Rather than wish his demons away, however, why not address them in his act? Doesn’t he know that comedy is tragedy plus zany facial contortions? Surely he must have hilarious fantasies about battering his longtime critic Dennis Miller with a funny golf club until he’s reduced to a bloody, quivering, annoyingly articulate pulp. Or side-splitting dreams of himself and Danny Bonaduce leading an army of vengeful, frighteningly vascularized celebrities against the hoards of anonymous Internet hecklers. Even props could still play a role in his act. “Look!” he might say, fishing out a dinner plate with a shotgun attached to it. “It’s for prop comics when the creatine is no longer enough!”
Instead of turning his pain into art, alas, Carrot Top turns it into muscle. He acts as if it’s perfectly normal that his forehead has a six-pack and his temples can dead-lift more than a high-school linebacker. He acts as if it’s perfectly normal to walk around in public in size-XS belly shirts from Abercrombie & Blechh, oiled up like a 300 extra, with his fingernails painted black and his face bench-pressing 10 pounds of guyliner and lipstick.
And who knows, maybe it is. Maybe the insults hurt a little, but the 5,000-square-foot house and the sold-out shows and the staff at the Moonlight Bunny Ranch (whose website carries the Top’s endorsement) make it easy to overlook the pain. Maybe Carrot Top is so at ease with his place in the world that he feels free to customize himself however he pleases, public opinion be damned. Maybe his unusual synthesis of cartoon masculinity and geisha-like face-craft is just a natural consequence of living in Las Vegas, where everything grows progressively bigger, weirder, more jaw-dropping.

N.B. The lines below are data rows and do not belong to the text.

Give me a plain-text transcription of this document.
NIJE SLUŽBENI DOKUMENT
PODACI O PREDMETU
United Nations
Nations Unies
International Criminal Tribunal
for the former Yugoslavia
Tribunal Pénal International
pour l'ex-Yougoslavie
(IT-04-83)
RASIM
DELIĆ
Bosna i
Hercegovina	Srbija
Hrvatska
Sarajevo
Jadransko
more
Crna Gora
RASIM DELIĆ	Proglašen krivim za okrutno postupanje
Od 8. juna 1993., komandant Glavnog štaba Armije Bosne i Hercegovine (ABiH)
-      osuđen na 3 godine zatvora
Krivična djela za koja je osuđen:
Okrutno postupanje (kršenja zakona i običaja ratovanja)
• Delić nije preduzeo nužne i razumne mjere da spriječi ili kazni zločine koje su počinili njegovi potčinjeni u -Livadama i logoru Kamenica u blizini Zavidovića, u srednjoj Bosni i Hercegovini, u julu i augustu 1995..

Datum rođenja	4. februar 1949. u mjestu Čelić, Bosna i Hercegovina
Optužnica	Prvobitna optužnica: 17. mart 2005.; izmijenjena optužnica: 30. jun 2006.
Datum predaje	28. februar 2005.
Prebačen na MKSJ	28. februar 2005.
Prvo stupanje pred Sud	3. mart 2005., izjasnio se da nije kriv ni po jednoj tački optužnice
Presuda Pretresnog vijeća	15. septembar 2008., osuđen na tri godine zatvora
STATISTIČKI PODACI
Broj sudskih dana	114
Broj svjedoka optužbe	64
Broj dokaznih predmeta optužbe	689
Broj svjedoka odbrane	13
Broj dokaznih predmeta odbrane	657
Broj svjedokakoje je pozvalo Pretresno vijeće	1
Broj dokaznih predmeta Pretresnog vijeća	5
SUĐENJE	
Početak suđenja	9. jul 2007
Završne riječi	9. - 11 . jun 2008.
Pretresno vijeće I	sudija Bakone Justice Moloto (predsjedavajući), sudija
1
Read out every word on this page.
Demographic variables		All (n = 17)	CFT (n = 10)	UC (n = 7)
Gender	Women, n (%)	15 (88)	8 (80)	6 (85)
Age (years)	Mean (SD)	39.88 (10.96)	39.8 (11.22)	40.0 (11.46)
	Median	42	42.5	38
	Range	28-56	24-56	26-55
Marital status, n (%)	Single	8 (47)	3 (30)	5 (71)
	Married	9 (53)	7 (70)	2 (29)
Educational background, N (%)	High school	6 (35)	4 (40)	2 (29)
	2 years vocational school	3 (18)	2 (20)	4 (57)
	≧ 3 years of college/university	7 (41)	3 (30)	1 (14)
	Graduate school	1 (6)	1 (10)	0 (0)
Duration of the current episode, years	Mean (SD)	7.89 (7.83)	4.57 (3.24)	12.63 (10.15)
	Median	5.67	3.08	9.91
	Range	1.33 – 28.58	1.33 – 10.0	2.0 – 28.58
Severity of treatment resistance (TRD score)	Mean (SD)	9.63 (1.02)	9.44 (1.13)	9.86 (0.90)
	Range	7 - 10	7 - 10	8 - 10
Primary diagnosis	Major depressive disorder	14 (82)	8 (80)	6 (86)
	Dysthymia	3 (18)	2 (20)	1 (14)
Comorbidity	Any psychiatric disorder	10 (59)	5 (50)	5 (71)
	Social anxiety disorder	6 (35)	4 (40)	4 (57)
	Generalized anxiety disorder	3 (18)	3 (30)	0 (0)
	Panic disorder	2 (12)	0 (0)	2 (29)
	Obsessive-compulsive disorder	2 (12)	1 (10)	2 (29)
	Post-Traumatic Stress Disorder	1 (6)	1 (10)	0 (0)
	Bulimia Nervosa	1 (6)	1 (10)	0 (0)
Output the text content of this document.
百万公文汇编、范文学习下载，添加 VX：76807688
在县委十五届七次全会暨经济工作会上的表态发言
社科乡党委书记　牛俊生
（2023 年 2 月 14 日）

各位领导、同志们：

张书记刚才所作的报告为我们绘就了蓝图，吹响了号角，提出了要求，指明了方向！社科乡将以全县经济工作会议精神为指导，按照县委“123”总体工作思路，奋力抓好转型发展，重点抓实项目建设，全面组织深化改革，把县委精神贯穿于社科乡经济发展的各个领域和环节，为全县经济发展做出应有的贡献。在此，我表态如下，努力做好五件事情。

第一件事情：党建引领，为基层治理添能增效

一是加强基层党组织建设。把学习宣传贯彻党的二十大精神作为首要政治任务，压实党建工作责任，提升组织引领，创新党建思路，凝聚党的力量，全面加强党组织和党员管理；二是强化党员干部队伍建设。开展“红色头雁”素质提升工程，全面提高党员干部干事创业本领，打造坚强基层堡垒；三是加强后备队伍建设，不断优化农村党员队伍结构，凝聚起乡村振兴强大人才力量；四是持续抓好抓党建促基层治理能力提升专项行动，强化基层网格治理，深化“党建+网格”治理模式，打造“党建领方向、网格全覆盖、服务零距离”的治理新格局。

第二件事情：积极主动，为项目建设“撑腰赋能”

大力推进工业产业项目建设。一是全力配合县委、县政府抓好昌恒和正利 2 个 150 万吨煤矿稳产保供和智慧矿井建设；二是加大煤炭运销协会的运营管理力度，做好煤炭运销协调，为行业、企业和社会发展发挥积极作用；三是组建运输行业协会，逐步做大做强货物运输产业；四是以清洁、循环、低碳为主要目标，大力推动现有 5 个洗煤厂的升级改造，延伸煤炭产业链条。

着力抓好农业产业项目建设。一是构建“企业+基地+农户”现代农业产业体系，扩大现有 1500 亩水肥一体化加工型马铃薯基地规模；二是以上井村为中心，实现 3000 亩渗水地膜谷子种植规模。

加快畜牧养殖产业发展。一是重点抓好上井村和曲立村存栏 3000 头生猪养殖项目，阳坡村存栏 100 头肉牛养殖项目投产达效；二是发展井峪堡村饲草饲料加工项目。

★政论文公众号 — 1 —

Maybe when that resort down the street adds another thousand hotel rooms to its eastern tower, Carrot Top feels compelled to add another thousand rooms to his left bicep. Maybe when the casino on the corner installs a stunning new theater, Carrot Top keeps pace by installing stunning new eyebrows. Maybe Carrot Top is undeniably, irrevocably, transcendentally happy, and the joke is on us. That, of course, would be pretty fun, too.